Chaetosphaeria rivularia Réblová & J. Fourn. [as ‘rivularia‘], in Ariyawansa et al., Fungal Diversity: 10.1007/s13225-015-0346-5, [119] (2015)

Index Fungorum number: IF551489; Facesoffungi number: FoF00975;
Etymology − Rivularis (L), referring to rivulets, the natural habitat of the fungus.
Holotype − PRM 933847
Saprobic on decaying wood submerged in freshwater. Sexual morph: Ascomata non-stromatic, semi-immersed, scattered to gregarious, often with confluent walls, venter 200–250 μm diam., 250–330 μm high, subglobose to broadly conical, brown, glabrous, papillate, opening by a rounded pore.
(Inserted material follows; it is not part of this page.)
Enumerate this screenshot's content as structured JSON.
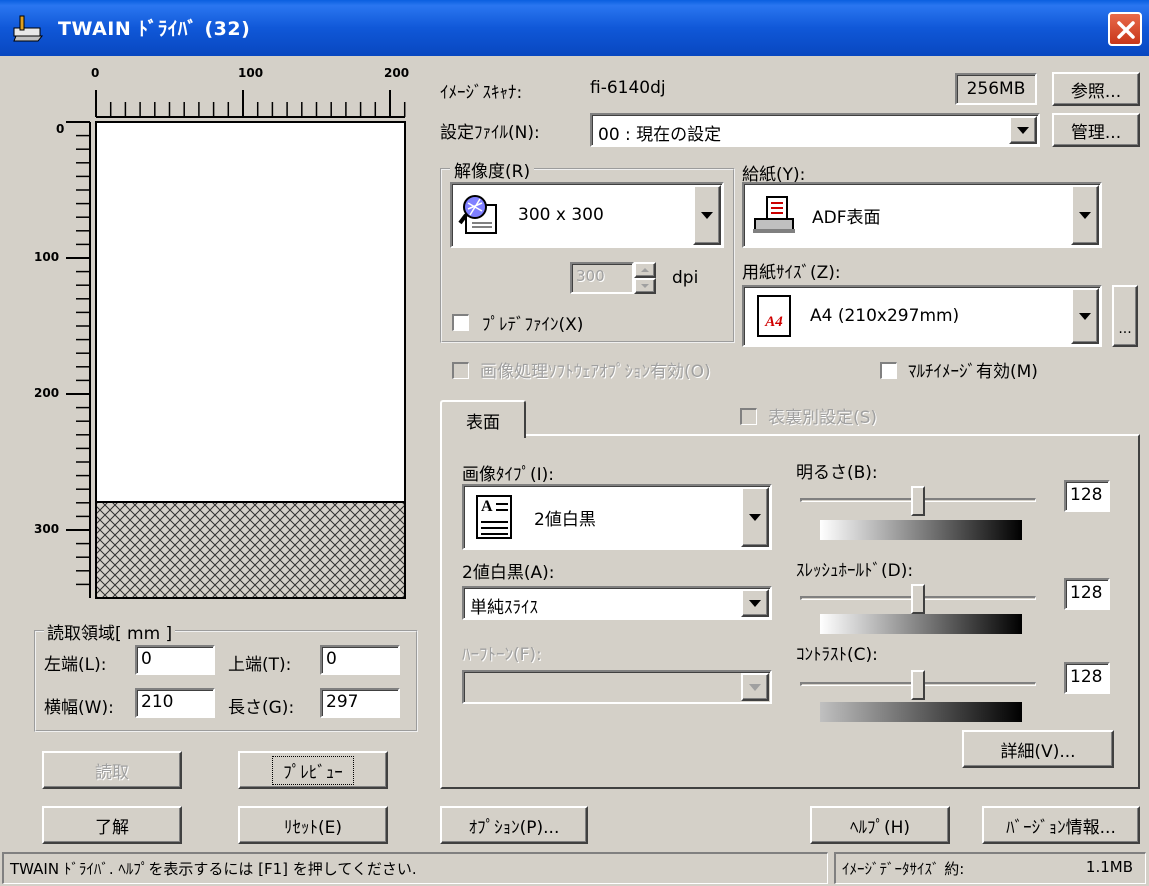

Ostiole central, periphysate. Peridium leathery to fragile, carbonaceous, two layered, 30–60 μm thick near apex and at the sides, up to 50–60 μm thick at the base; outer wall composed of brown, brick-like cells of textura prismatica, cells opaque in the upper part, pale brown at the base, towards the interior grading into several rows of thin-walled, hyaline, flattened cells. Hamathecium composed of abundant, persistent, septate, hyaline paraphyses ca. 3.5–4.5 μm wide, tapering to 2.5−3 μm, longer than the asci. Asci (72–)75–95(−98)×7– 8.5(−9) μm (x ± SD=86.7±8.2×8±0.6 μm), 8-spored, unitunicate, cylindrical-clavate, rounded, slightly tapering at the apex, short-pedicellate, with a distinct, non-amyloid apical annulus, ca. 1–1.3 μm high, 2–2.5 μm wide. Ascospores (15–)16−19×3–3.5 μm (x ± SD=16.8±1.3× 3.4±0.3 μm), ellipsoid to narrowly fusiform, slightly curved, 1-septate, septum indistinct, not constricted at the septum, hyaline to yellowish grey, smooth-walled, arranged obliquely uniseriate, often two-seriate only in the upper sporiferous part, with a hardly defined mucilaginous sheath swelling and diffusing in water. Asexual morph: Thozetella-like formed only in the axenic culture.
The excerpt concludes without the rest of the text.